Imagine having a love of the world that was so big that every child that was suffering around the world right now, we ached … we ached,” Joukowsky said. “Imagine how painful that would be.”
When he was in school, Joukowsky received an assignment to “interview someone of moral courage.” He asked his mother whom he should talk to, and she told him to get in touch with his grandmother.
“Little did I know, this woman had literally outwitted the Nazis and did this remarkable work, and she had never talked about this story,” he said.
For example, in the Sharps’ travels to southern France, transportation became complicated and delayed, so upon their arrival, their visas displayed the “wrong” expected date. With them was a shipload of milk for children. When they approached the border guard, Martha Sharp asked him: If this milk was for his child, would he let the shipment in? The guard said yes.
When Joukowsky interviewed her, Sharp encouraged him to be more courageous.
“What are you going to do that’s great in your life?” she asked.
“Well, how about graduate from the eighth grade?” he quipped.
“No, no,” she said. “We’re talking about something greater than that — what is your spirit? What are you here to do?”
Through a “complicated promise” to his grandmother, Joukowsky wrote his book, also titled Defying the Nazis: The Sharps’ War. He dedicated it to all of the people who could not be saved, in the spirit of “their potentiality” and “the liberation of the human spirit.”
“It’s about living large, it’s about living with your heart, it’s about feeling the pulsations of your being, it’s about intimacy — the intimacy where you … can’t continue the conversation now, but you’re going to come back to it,” Joukowsky said.

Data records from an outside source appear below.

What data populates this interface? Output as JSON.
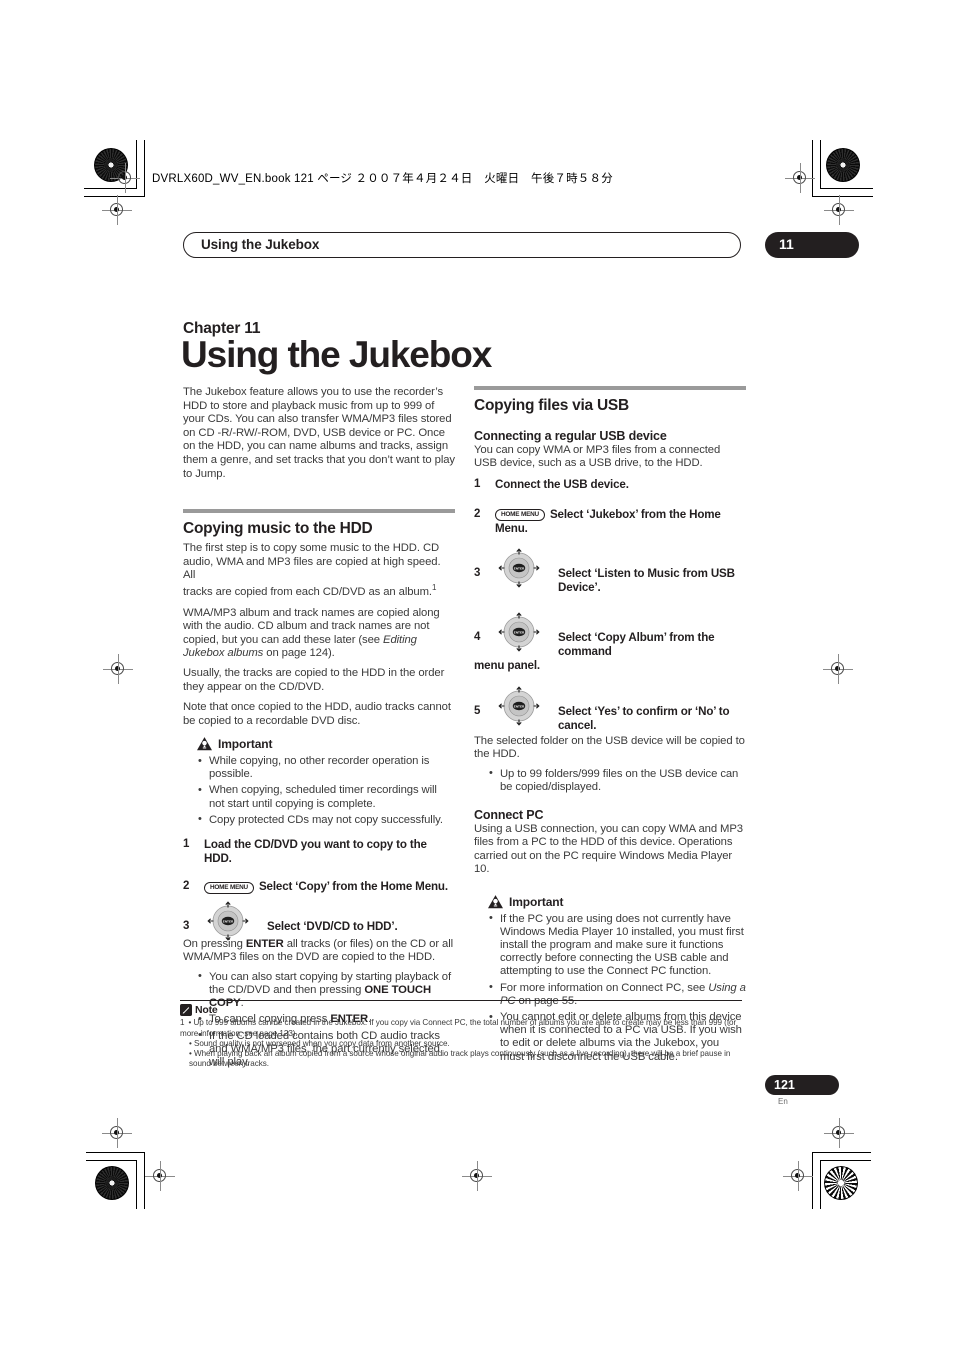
{
  "print_marks": {
    "book_line": "DVRLX60D_WV_EN.book  121 ページ  ２００７年４月２４日　火曜日　午後７時５８分"
  },
  "running_head": {
    "title": "Using the Jukebox",
    "chapter_tab": "11"
  },
  "title_block": {
    "chapter_label": "Chapter 11",
    "chapter_title": "Using the Jukebox",
    "intro": "The Jukebox feature allows you to use the recorder’s HDD to store and playback music from up to 999 of your CDs. You can also transfer WMA/MP3 files stored on CD -R/-RW/-ROM, DVD, USB device or PC. Once on the HDD, you can name albums and tracks, assign them a genre, and set tracks that you don’t want to play to Jump."
  },
  "left_column": {
    "section_heading": "Copying music to the HDD",
    "para_1a": "The first step is to copy some music to the HDD. CD audio, WMA and MP3 files are copied at high speed. All",
    "para_1b": "tracks are copied from each CD/DVD as an album.",
    "footnote_marker": "1",
    "para_2_pre": "WMA/MP3 album and track names are copied along with the audio. CD album and track names are not copied, but you can add these later (see ",
    "para_2_italic": "Editing Jukebox albums",
    "para_2_post": " on page 124).",
    "para_3": "Usually, the tracks are copied to the HDD in the order they appear on the CD/DVD.",
    "para_4": "Note that once copied to the HDD, audio tracks cannot be copied to a recordable DVD disc.",
    "important_label": "Important",
    "important_bullets": [
      "While copying, no other recorder operation is possible.",
      "When copying, scheduled timer recordings will not start until copying is complete.",
      "Copy protected CDs may not copy successfully."
    ],
    "steps": [
      {
        "num": "1",
        "text": "Load the CD/DVD you want to copy to the HDD.",
        "icon": "none"
      },
      {
        "num": "2",
        "button_label": "HOME MENU",
        "text": "Select ‘Copy’ from the Home Menu.",
        "icon": "home-menu-button"
      },
      {
        "num": "3",
        "text": "Select ‘DVD/CD to HDD’.",
        "icon": "navigation-wheel"
      }
    ],
    "step3_body_pre": "On pressing ",
    "step3_body_bold": "ENTER",
    "step3_body_post": " all tracks (or files) on the CD or all WMA/MP3 files on the DVD are copied to the HDD.",
    "step3_bullets": [
      {
        "pre": "You can also start copying by starting playback of the CD/DVD and then pressing ",
        "bold": "ONE TOUCH COPY",
        "post": "."
      },
      {
        "pre": "To cancel copying press ",
        "bold": "ENTER",
        "post": "."
      },
      {
        "pre": "If the CD loaded contains both CD audio tracks and WMA/MP3 files, the part currently selected will play.",
        "bold": "",
        "post": ""
      }
    ]
  },
  "right_column": {
    "section_heading": "Copying files via USB",
    "sub_heading_1": "Connecting a regular USB device",
    "sub_1_body": "You can copy WMA or MP3 files from a connected USB device, such as a USB drive, to the HDD.",
    "steps": [
      {
        "num": "1",
        "text": "Connect the USB device.",
        "icon": "none"
      },
      {
        "num": "2",
        "button_label": "HOME MENU",
        "text": "Select ‘Jukebox’ from the Home Menu.",
        "icon": "home-menu-button"
      },
      {
        "num": "3",
        "text": "Select ‘Listen to Music from USB Device’.",
        "icon": "navigation-wheel"
      },
      {
        "num": "4",
        "text": "Select ‘Copy Album’ from the command",
        "text_cont": "menu panel.",
        "icon": "navigation-wheel"
      },
      {
        "num": "5",
        "text": "Select ‘Yes’ to confirm or ‘No’ to cancel.",
        "icon": "navigation-wheel"
      }
    ],
    "step5_body": "The selected folder on the USB device will be copied to the HDD.",
    "step5_bullets": [
      "Up to 99 folders/999 files on the USB device can be copied/displayed."
    ],
    "sub_heading_2": "Connect PC",
    "sub_2_body": "Using a USB connection, you can copy WMA and MP3 files from a PC to the HDD of this device. Operations carried out on the PC require Windows Media Player 10.",
    "important_label": "Important",
    "important_bullets": [
      {
        "pre": "If the PC you are using does not currently have Windows Media Player 10 installed, you must first install the program and make sure it functions correctly before connecting the USB cable and attempting to use the Connect PC function.",
        "italic": "",
        "post": ""
      },
      {
        "pre": "For more information on Connect PC, see ",
        "italic": "Using a PC",
        "post": " on page 55."
      },
      {
        "pre": "You cannot edit or delete albums from this device when it is connected to a PC via USB. If you wish to edit or delete albums via the Jukebox, you must first disconnect the USB cable.",
        "italic": "",
        "post": ""
      }
    ]
  },
  "footnotes": {
    "label": "Note",
    "marker": "1",
    "items": [
      "Up to 999 albums can be created in the Jukebox. If you copy via Connect PC, the total number of albums you are able to create may be less than 999 (for more information, see page 123).",
      "Sound quality is not worsened when you copy data from another source.",
      "When playing back an album copied from a source whose original audio track plays continuously (such as a live recording), there will be a brief pause in sound between tracks."
    ]
  },
  "footer": {
    "page_number": "121",
    "language": "En"
  },
  "colors": {
    "ink": "#231f20",
    "body_text": "#3b3b3b",
    "rule": "#9a9a9a"
  }
}
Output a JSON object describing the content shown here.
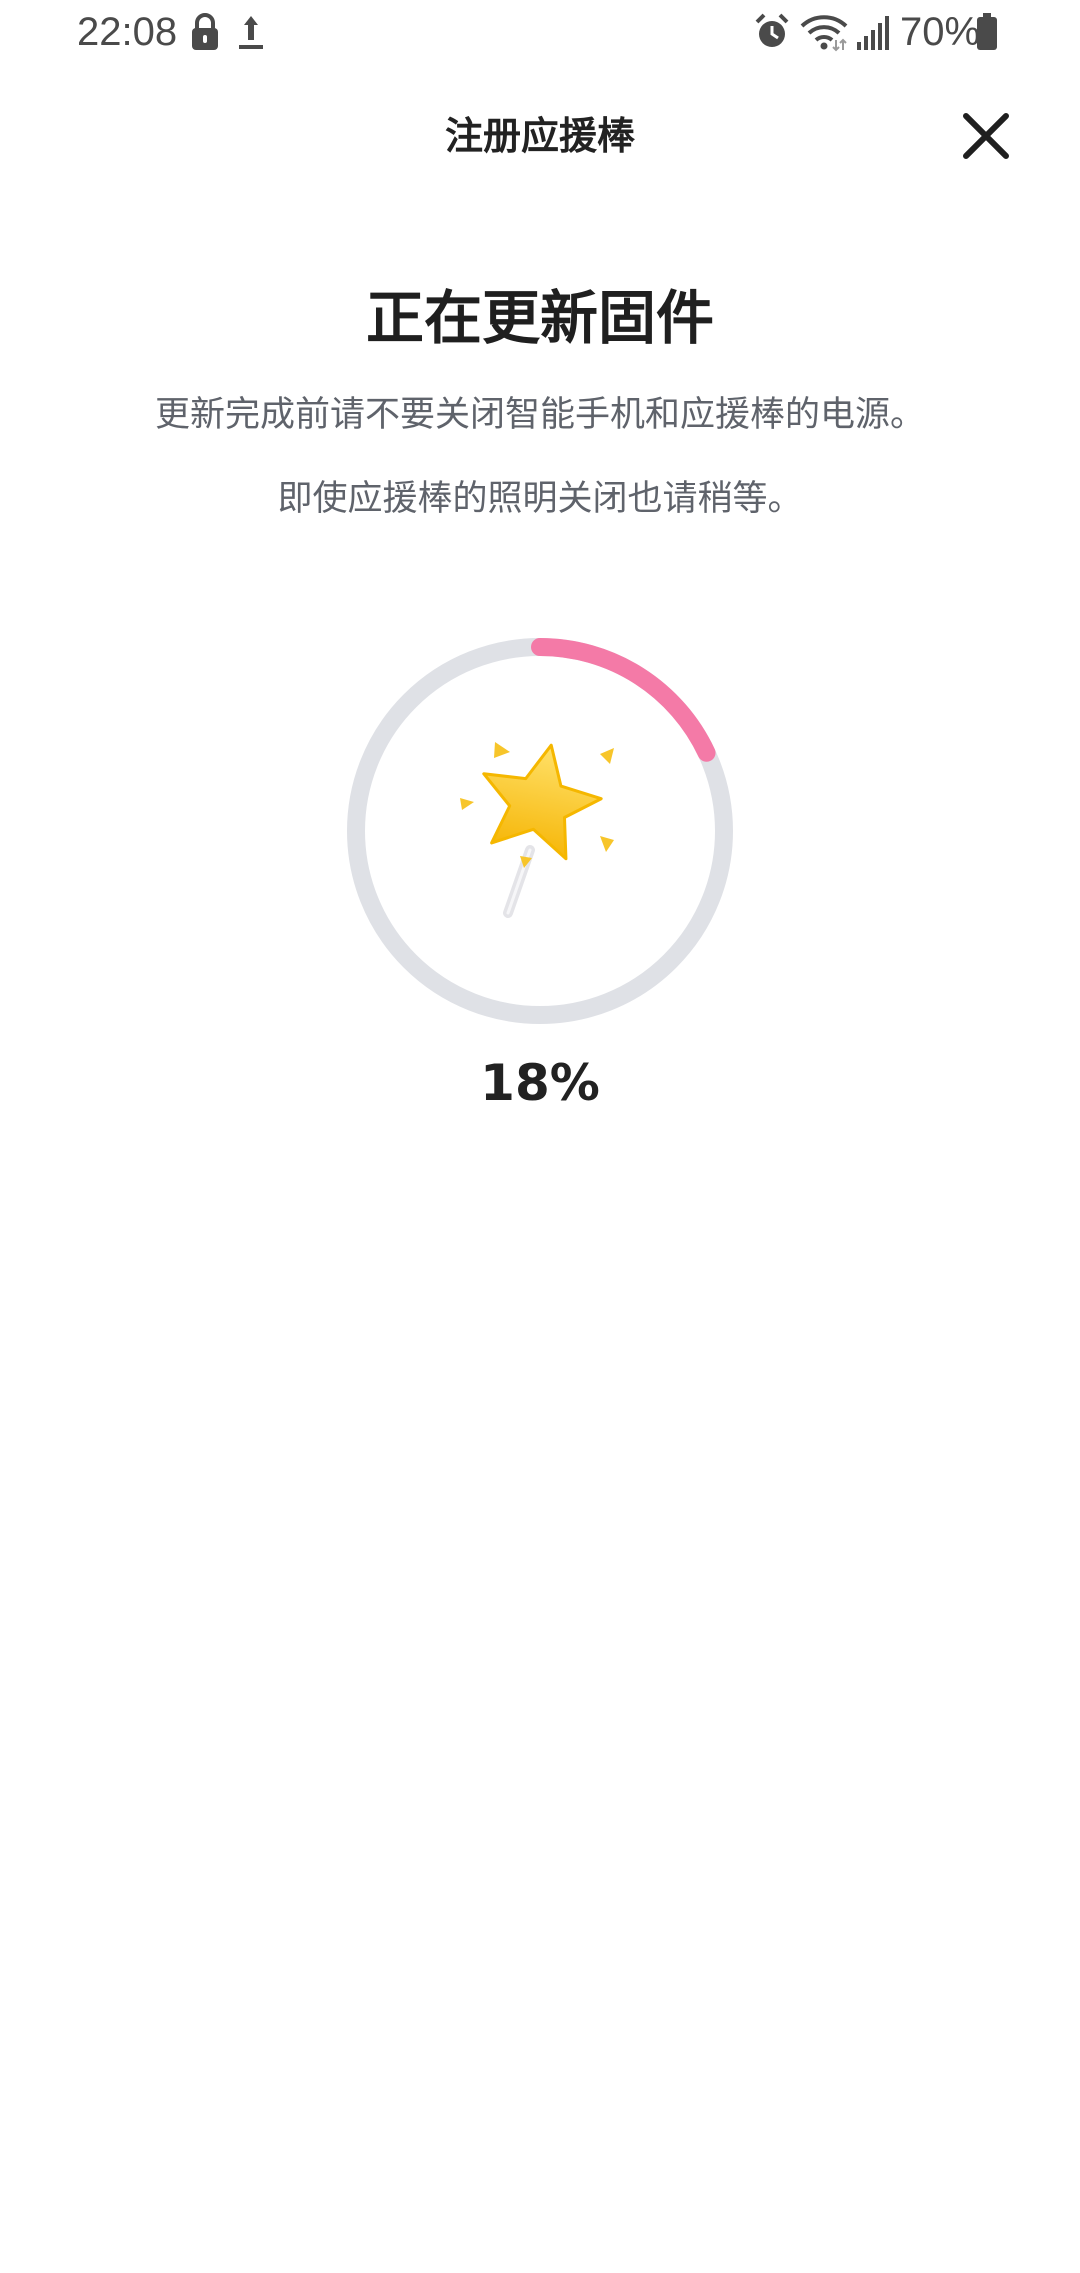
{
  "status_bar": {
    "time": "22:08",
    "battery_text": "70%",
    "icons": [
      "lock-icon",
      "upload-icon",
      "alarm-icon",
      "wifi-icon",
      "signal-icon",
      "battery-icon"
    ]
  },
  "header": {
    "title": "注册应援棒",
    "close_icon": "close-icon"
  },
  "update": {
    "title": "正在更新固件",
    "description_line1": "更新完成前请不要关闭智能手机和应援棒的电源。",
    "description_line2": "即使应援棒的照明关闭也请稍等。",
    "progress_value": 0.18,
    "progress_label": "18%",
    "illustration_icon": "star-wand-icon"
  },
  "colors": {
    "progress_fill": "#f47aa7",
    "progress_track": "#dfe1e6",
    "star": "#ffc91d",
    "text_primary": "#1f1f1f",
    "text_secondary": "#5f636b"
  }
}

His challenge to himself was to determine what would push him out of his comfort zone, to go deeper, to make something that touched on the big issues — slavery, genocide, the civil rights movement.
“I became interested in stories of courage, and where were they?” he asked. “They were everywhere. Police stations, schools, hospitals — those are the places you find them most readily.”
When people can consider their connections rather than their separations, goodness will follow, Joukowsky said.
“I think that’s where the transformation happens,” he said, “when, in a kind of spirit of connection, we bring our Unitarian world, or we bring our Methodist world, or we bring our Catholic world, together into a conversation where one plus one equals three.”